Entries -> canonical URLs
03
Candidate matching
The clusterer compares titles with token overlap and local embeddings, then sends plausible pairs through deterministic same-event checks.
Entries -> possible pairs
04
Event gates
Candidate merges must survive checks for shared anchors, event facets, conflicting story types, and publish-time span.
Pairs -> story clusters
05
Ranking
Story clusters are scored by independent source corroboration, coverage velocity, and recency decay.
Clusters -> edition order
06
Evidence dossier
Each cluster gets deterministic why-ranked reasons, source mix, first/last article times, and a compact coverage timeline.
Scores -> reader evidence
07
Cached API
The scheduler writes a fresh cluster cache. Site pages read that cache, so reader requests never trigger live clustering.
Edition -> pages
Clustering Guardrails
Exact duplicates
Articles with the same canonical URL are treated as the same source article identity and collapsed before event clustering.
Shared event evidence
Normal semantic merges need enough title similarity or embedding similarity, plus specific anchors such as product names, policy actions, labs, or model names.
False-merge vetoes
Pairs can be rejected when event facets conflict, when the combined time span is too wide, or when a broad company name is the only thing in common.
Repair pass
A conservative repair pass can merge split same-event clusters when lexical overlap, embeddings, anchors, and publish-time proximity all agree.
Ranking Formula
rank_score = corroboration_weight * (1 + spike_score) * recency_decay corroboration_weight = source-count boost with single-source damping spike_score = recent arrivals / prior arrivals recency_decay = exponential age decay from first article time
Corroboration
Distinct source count is the primary ranking lever. Single-source stories are useful, but multi-source coverage gets a stronger signal.
Velocity
Recent article arrivals are compared against the prior window to identify accelerating stories. Trending labels require at least two independent sources.
Recency
Older stories decay over time so the front page reflects the current edition instead of yesterday's already-saturated cluster.
Evidence
Story detail pages expose the same ranking inputs as reader-facing evidence: why-ranked reasons, source mix, timeline, and first/last article timestamps.
Limits
SoT uses English public feeds and sitemaps in a rolling live window. It can miss stories when a source does not publish usable feed or sitemap metadata, and it can split an event when headlines describe the same incident with very different language.

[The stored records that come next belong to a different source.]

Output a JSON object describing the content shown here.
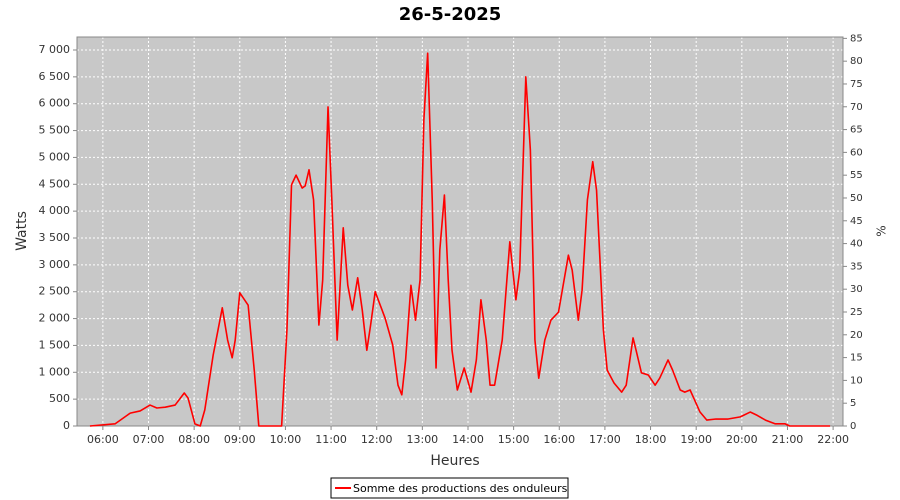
{
  "chart_data": {
    "type": "line",
    "title": "26-5-2025",
    "xlabel": "Heures",
    "ylabel": "Watts",
    "y2label": "%",
    "x": [
      "05:43",
      "06:16",
      "06:29",
      "06:36",
      "06:49",
      "07:02",
      "07:11",
      "07:22",
      "07:35",
      "07:47",
      "07:52",
      "08:01",
      "08:08",
      "08:14",
      "08:25",
      "08:37",
      "08:44",
      "08:50",
      "08:54",
      "09:00",
      "09:11",
      "09:19",
      "09:25",
      "09:55",
      "10:02",
      "10:08",
      "10:14",
      "10:22",
      "10:26",
      "10:31",
      "10:37",
      "10:44",
      "10:49",
      "10:56",
      "11:01",
      "11:08",
      "11:16",
      "11:22",
      "11:28",
      "11:35",
      "11:41",
      "11:47",
      "11:52",
      "11:58",
      "12:11",
      "12:21",
      "12:28",
      "12:33",
      "12:38",
      "12:45",
      "12:51",
      "12:57",
      "13:02",
      "13:07",
      "13:13",
      "13:18",
      "13:23",
      "13:29",
      "13:34",
      "13:39",
      "13:46",
      "13:55",
      "14:04",
      "14:11",
      "14:17",
      "14:24",
      "14:29",
      "14:35",
      "14:45",
      "14:55",
      "15:03",
      "15:08",
      "15:16",
      "15:22",
      "15:28",
      "15:33",
      "15:41",
      "15:49",
      "15:59",
      "16:04",
      "16:12",
      "16:17",
      "16:25",
      "16:30",
      "16:37",
      "16:44",
      "16:49",
      "16:58",
      "17:03",
      "17:12",
      "17:22",
      "17:28",
      "17:37",
      "17:41",
      "17:48",
      "17:57",
      "18:06",
      "18:12",
      "18:23",
      "18:29",
      "18:39",
      "18:45",
      "18:52",
      "18:58",
      "19:05",
      "19:14",
      "19:26",
      "19:42",
      "19:58",
      "20:11",
      "20:20",
      "20:31",
      "20:44",
      "20:57",
      "21:03",
      "21:56"
    ],
    "series": [
      {
        "name": "Somme des productions des onduleurs",
        "color": "#ff0000",
        "values": [
          0,
          40,
          170,
          240,
          280,
          390,
          335,
          350,
          390,
          615,
          520,
          40,
          0,
          300,
          1320,
          2200,
          1600,
          1270,
          1600,
          2480,
          2250,
          1040,
          0,
          0,
          1790,
          4490,
          4670,
          4430,
          4470,
          4770,
          4210,
          1880,
          2720,
          5940,
          4210,
          1600,
          3690,
          2620,
          2160,
          2760,
          2160,
          1410,
          1880,
          2500,
          2010,
          1510,
          760,
          580,
          1230,
          2620,
          1970,
          2720,
          5700,
          6940,
          4210,
          1080,
          3280,
          4300,
          2720,
          1410,
          670,
          1080,
          630,
          1230,
          2350,
          1600,
          760,
          760,
          1600,
          3430,
          2350,
          2900,
          6500,
          5140,
          1600,
          890,
          1600,
          1970,
          2120,
          2530,
          3180,
          2900,
          1970,
          2530,
          4210,
          4920,
          4390,
          1790,
          1040,
          800,
          630,
          760,
          1640,
          1410,
          990,
          950,
          760,
          890,
          1230,
          1040,
          670,
          630,
          670,
          480,
          260,
          110,
          130,
          130,
          170,
          260,
          200,
          110,
          40,
          40,
          0,
          0
        ]
      }
    ],
    "xlim": [
      "05:26",
      "22:13"
    ],
    "xticks": [
      "06:00",
      "07:00",
      "08:00",
      "09:00",
      "10:00",
      "11:00",
      "12:00",
      "13:00",
      "14:00",
      "15:00",
      "16:00",
      "17:00",
      "18:00",
      "19:00",
      "20:00",
      "21:00",
      "22:00"
    ],
    "ylim": [
      0,
      7242
    ],
    "yticks": [
      0,
      500,
      {
        "value": 1000,
        "label": "1 000"
      },
      {
        "value": 1500,
        "label": "1 500"
      },
      {
        "value": 2000,
        "label": "2 000"
      },
      {
        "value": 2500,
        "label": "2 500"
      },
      {
        "value": 3000,
        "label": "3 000"
      },
      {
        "value": 3500,
        "label": "3 500"
      },
      {
        "value": 4000,
        "label": "4 000"
      },
      {
        "value": 4500,
        "label": "4 500"
      },
      {
        "value": 5000,
        "label": "5 000"
      },
      {
        "value": 5500,
        "label": "5 500"
      },
      {
        "value": 6000,
        "label": "6 000"
      },
      {
        "value": 6500,
        "label": "6 500"
      },
      {
        "value": 7000,
        "label": "7 000"
      }
    ],
    "y2lim": [
      0,
      85.3
    ],
    "y2ticks": [
      0,
      5,
      10,
      15,
      20,
      25,
      30,
      35,
      40,
      45,
      50,
      55,
      60,
      65,
      70,
      75,
      80,
      85
    ],
    "grid": true
  }
}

SoT is inspired by the useful public behavior of event-grouped news products and fast public conversation, but it does not have access to private social ranking systems and does not try to reproduce them.
Algorithm Credits
The clustering rules, ranking formula, and repair gates are project code. The non-obvious algorithm layer depends on these open-source projects and model weights.
FastEmbed
Runs local text embeddings for candidate story matching without sending article titles to a hosted embedding API.
BAAI/bge-small-en-v1.5
The English embedding model used for title similarity in the semantic clustering tier.
NumPy
Used for vector normalization and cosine similarity calculations inside the clustering pipeline.